How the area of Gesha, or sometimes Gecha, became noted down as Geisha is unclear, but reports from the time listed this 10 pound sample collected and hand-processed by Captain Whalley as coming from around Geisha Mountain. This moniker stuck as the seeds subsequently traveled to Tanzania and Costa Rica on their way to Hacienda La Esmeralda. The Geisha coffee seeds were exchanged amongst a network of gene-banks and coffee research stations before arriving at CATIE in Costa Rica, where Hacienda La Esmeralda acquired them. At the time no great mention was made of the samples beyond a resistance to coffee leaf rust.

It was Geisha coffee’s resistance to coffee leaf rust that wound up bringing the seeds to Hacienda La Esmeralda. Coffee had been grown in places on and around Peterson family farms since the 1960s, but it had been variably harvested and maintained, with a large mix of varieties and accessions planted across the farms. In the 1990s, as coffee production became more of the focus, the Petersons acquired a new, high-altitude farm which they dubbed Jaramillo. The farm had recently been devastated by coffee leaf rust, but Daniel Peterson noticed that the Geisha trees had not been hurt as badly, so they decided to plant Geisha on more parts of the farm, including in sections above 1650 meters above sea level, higher than Geisha had been planted before.

Rediscovering Geisha

It was this high-altitude planting of Geisha coffee that helped set in motion the events of 2004, when Geisha’s amazing aromatics first became clear. This was in the leadup to the Best Of Panama competition, an annual coffee cupping competition and auction that had been gaining significant interest amongst a group of next generation coffee producers in Panama. For that year’s competition, the Petersons did something they had never done before: during processing they separated production from different areas of the farm out into individual lots. One of the lots they separated out came from high up in Jaramillo, and when it landed on the cupping table, it blew everyone away.

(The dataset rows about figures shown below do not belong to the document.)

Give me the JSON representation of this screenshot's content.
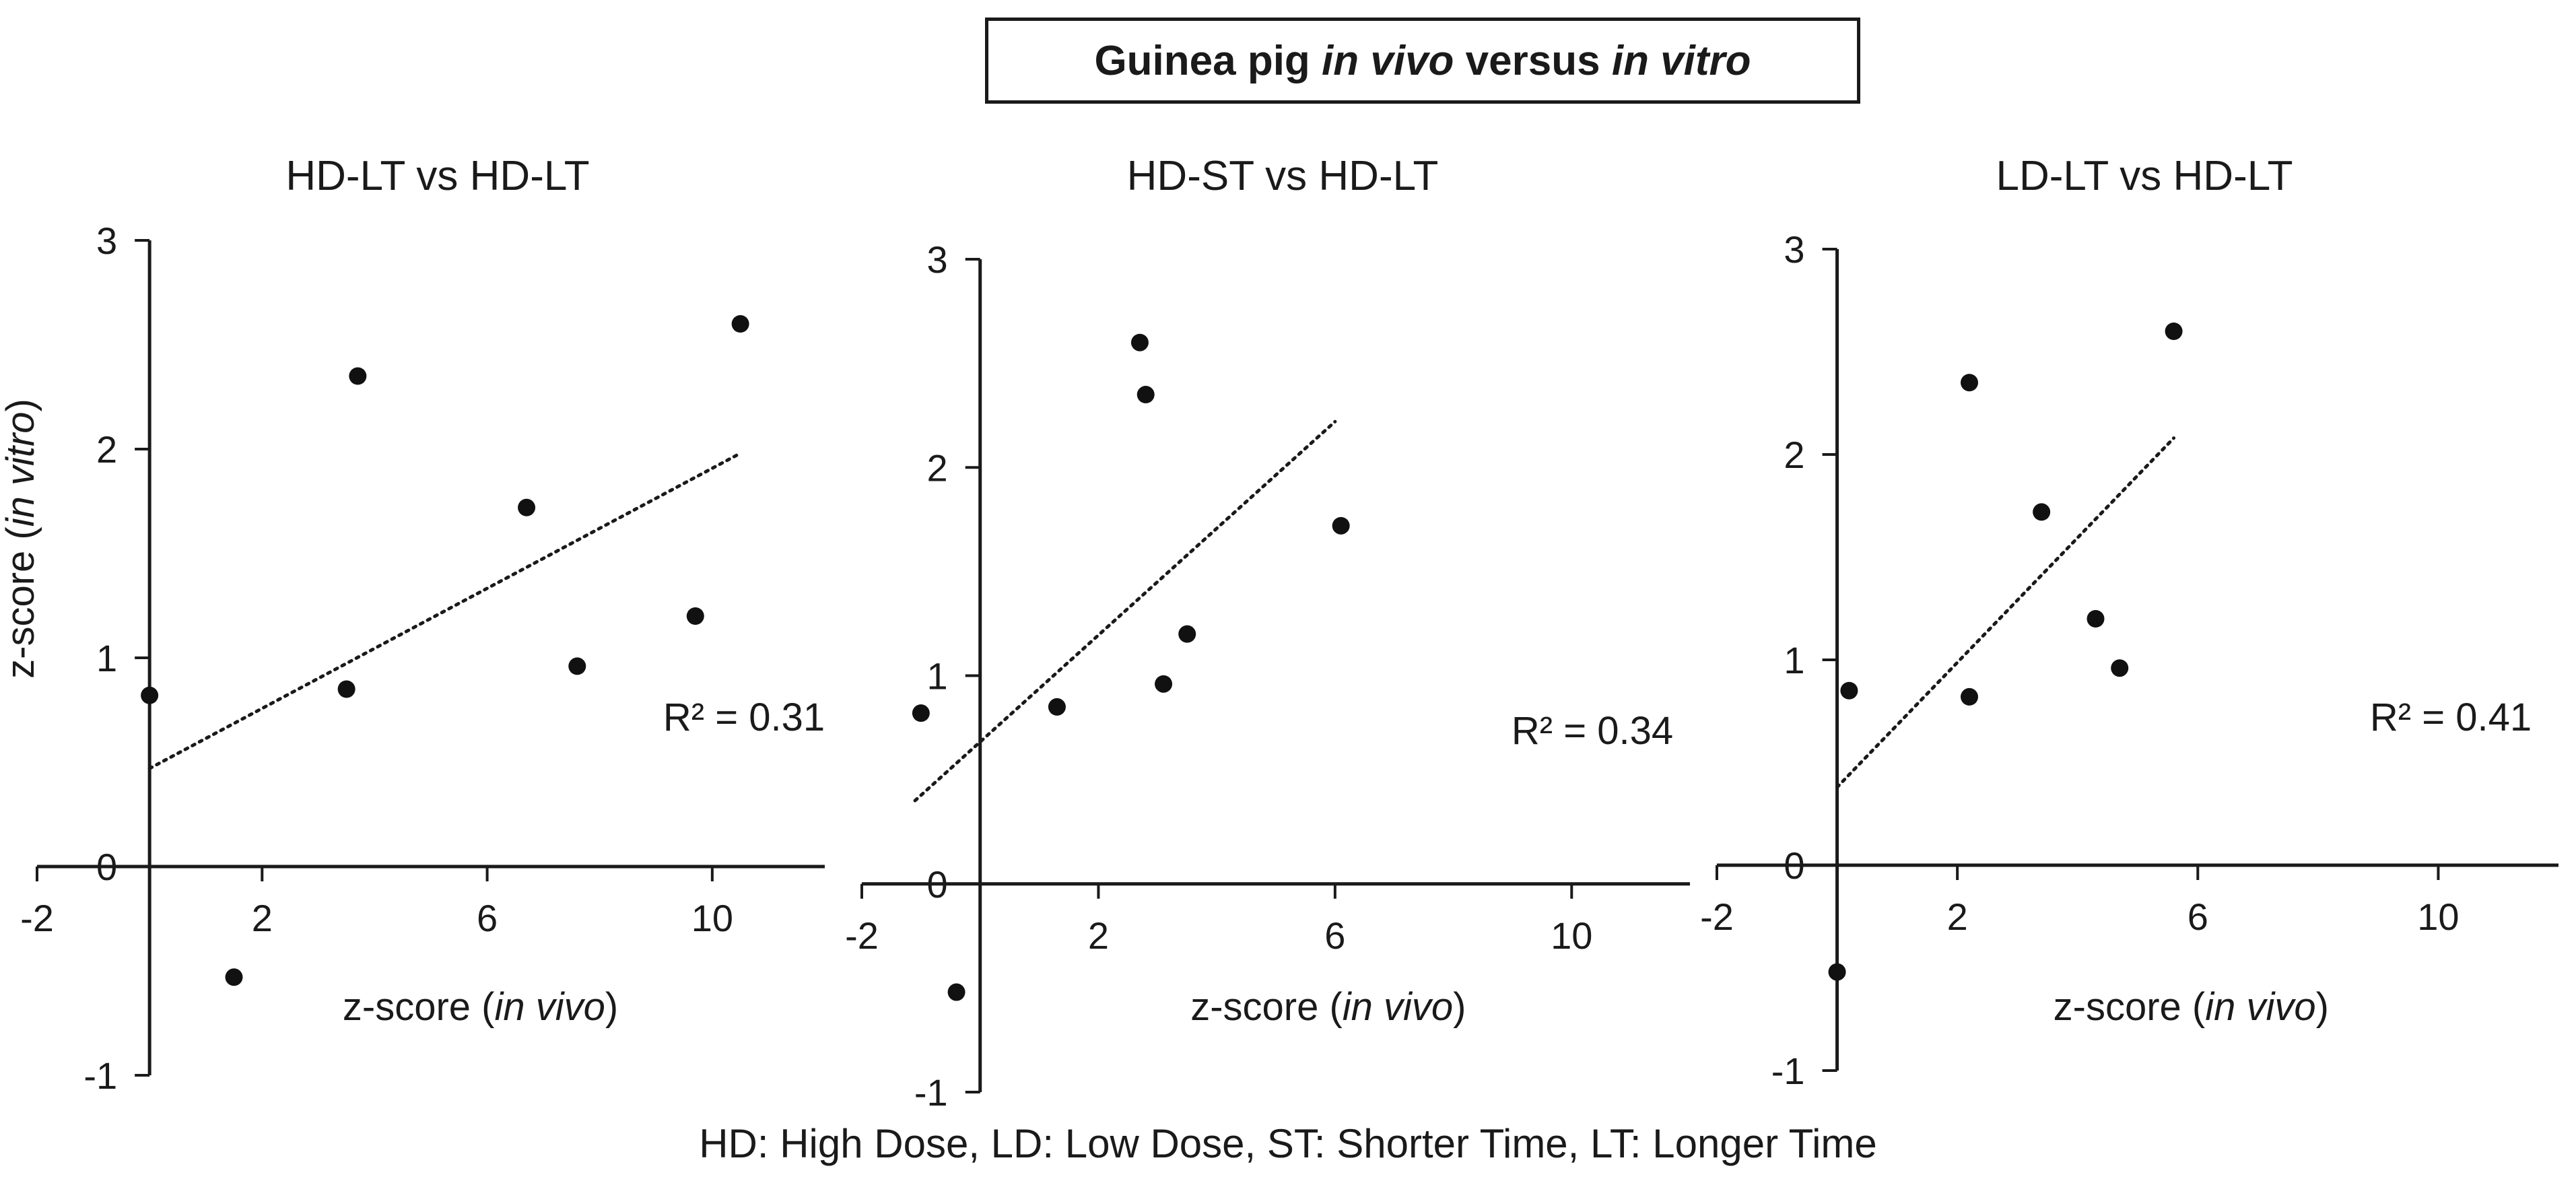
{
  "figure": {
    "title_parts": [
      "Guinea pig ",
      "in vivo",
      " versus ",
      "in vitro"
    ],
    "footer": "HD: High Dose, LD: Low Dose, ST: Shorter Time, LT: Longer Time"
  },
  "chart_data": [
    {
      "type": "scatter",
      "title": "HD-LT vs HD-LT",
      "xlabel_parts": [
        "z-score (",
        "in vivo",
        ")"
      ],
      "ylabel_parts": [
        "z-score (",
        "in vitro",
        ")"
      ],
      "xlim": [
        -2,
        12
      ],
      "ylim": [
        -1,
        3
      ],
      "xticks": [
        -2,
        2,
        6,
        10
      ],
      "yticks": [
        -1,
        0,
        1,
        2,
        3
      ],
      "tick_labels_x": [
        "-2",
        "2",
        "6",
        "10"
      ],
      "tick_labels_y": [
        "-1",
        "0",
        "1",
        "2",
        "3"
      ],
      "points": [
        {
          "x": 0.0,
          "y": 0.82
        },
        {
          "x": 1.5,
          "y": -0.53
        },
        {
          "x": 3.5,
          "y": 0.85
        },
        {
          "x": 3.7,
          "y": 2.35
        },
        {
          "x": 6.7,
          "y": 1.72
        },
        {
          "x": 7.6,
          "y": 0.96
        },
        {
          "x": 9.7,
          "y": 1.2
        },
        {
          "x": 10.5,
          "y": 2.6
        }
      ],
      "trendline": {
        "x": [
          0,
          10.5
        ],
        "y": [
          0.47,
          1.98
        ]
      },
      "r2_label": "R² = 0.31",
      "grid": false,
      "legend": "none"
    },
    {
      "type": "scatter",
      "title": "HD-ST vs HD-LT",
      "xlabel_parts": [
        "z-score (",
        "in vivo",
        ")"
      ],
      "ylabel_parts": [],
      "xlim": [
        -2,
        12
      ],
      "ylim": [
        -1,
        3
      ],
      "xticks": [
        -2,
        2,
        6,
        10
      ],
      "yticks": [
        -1,
        0,
        1,
        2,
        3
      ],
      "tick_labels_x": [
        "-2",
        "2",
        "6",
        "10"
      ],
      "tick_labels_y": [
        "-1",
        "0",
        "1",
        "2",
        "3"
      ],
      "points": [
        {
          "x": -1.0,
          "y": 0.82
        },
        {
          "x": -0.4,
          "y": -0.52
        },
        {
          "x": 1.3,
          "y": 0.85
        },
        {
          "x": 2.7,
          "y": 2.6
        },
        {
          "x": 2.8,
          "y": 2.35
        },
        {
          "x": 3.1,
          "y": 0.96
        },
        {
          "x": 3.5,
          "y": 1.2
        },
        {
          "x": 6.1,
          "y": 1.72
        }
      ],
      "trendline": {
        "x": [
          -1.1,
          6.0
        ],
        "y": [
          0.4,
          2.22
        ]
      },
      "r2_label": "R² = 0.34",
      "grid": false,
      "legend": "none"
    },
    {
      "type": "scatter",
      "title": "LD-LT vs HD-LT",
      "xlabel_parts": [
        "z-score (",
        "in vivo",
        ")"
      ],
      "ylabel_parts": [],
      "xlim": [
        -2,
        12
      ],
      "ylim": [
        -1,
        3
      ],
      "xticks": [
        -2,
        2,
        6,
        10
      ],
      "yticks": [
        -1,
        0,
        1,
        2,
        3
      ],
      "tick_labels_x": [
        "-2",
        "2",
        "6",
        "10"
      ],
      "tick_labels_y": [
        "-1",
        "0",
        "1",
        "2",
        "3"
      ],
      "points": [
        {
          "x": 0.0,
          "y": -0.52
        },
        {
          "x": 0.2,
          "y": 0.85
        },
        {
          "x": 2.2,
          "y": 0.82
        },
        {
          "x": 2.2,
          "y": 2.35
        },
        {
          "x": 3.4,
          "y": 1.72
        },
        {
          "x": 4.3,
          "y": 1.2
        },
        {
          "x": 4.7,
          "y": 0.96
        },
        {
          "x": 5.6,
          "y": 2.6
        }
      ],
      "trendline": {
        "x": [
          0,
          5.6
        ],
        "y": [
          0.38,
          2.08
        ]
      },
      "r2_label": "R² = 0.41",
      "grid": false,
      "legend": "none"
    }
  ]
}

This was the first time cuppers had gotten to taste a sample that was 100% Geisha coffee, and when they did, it was clear Hacienda La Esmeralda had something new on their hands—the explosion of juicy brightness and multi-layered aromatics in a high-altitude Geisha coffee were more reminiscent of a coffee from Ethiopia then Latin America. Once the initial shock was processed, the cuppers couldn’t get enough of it. Hacienda La Esmeralda went on to win the 2004 Best of Panama competition with their Geisha coffee, and that year set a record for the highest price ever paid for a coffee at auction.

Transforming Coffee Production

Since then, Hacienda La Esmeralda has done much to improve their cultivation of high-altitude Geisha coffee, including substantial experiments in Washed and Natural processing methods. A particular focus has also been paid to meticulous lot separation, allowing us to develop a more nuanced understanding of the different microclimates in which Geisha thrives best. This spirit of experimentation has also led us to embark upon a decade long exploration of other coffee accessions, planting 400 different examples in the mountains of our newest farm, El Velo. While Geisha coffee has captured our hearts here at Hacienda La Esmeralda and the world over, who knows what coffee might be the next great bean?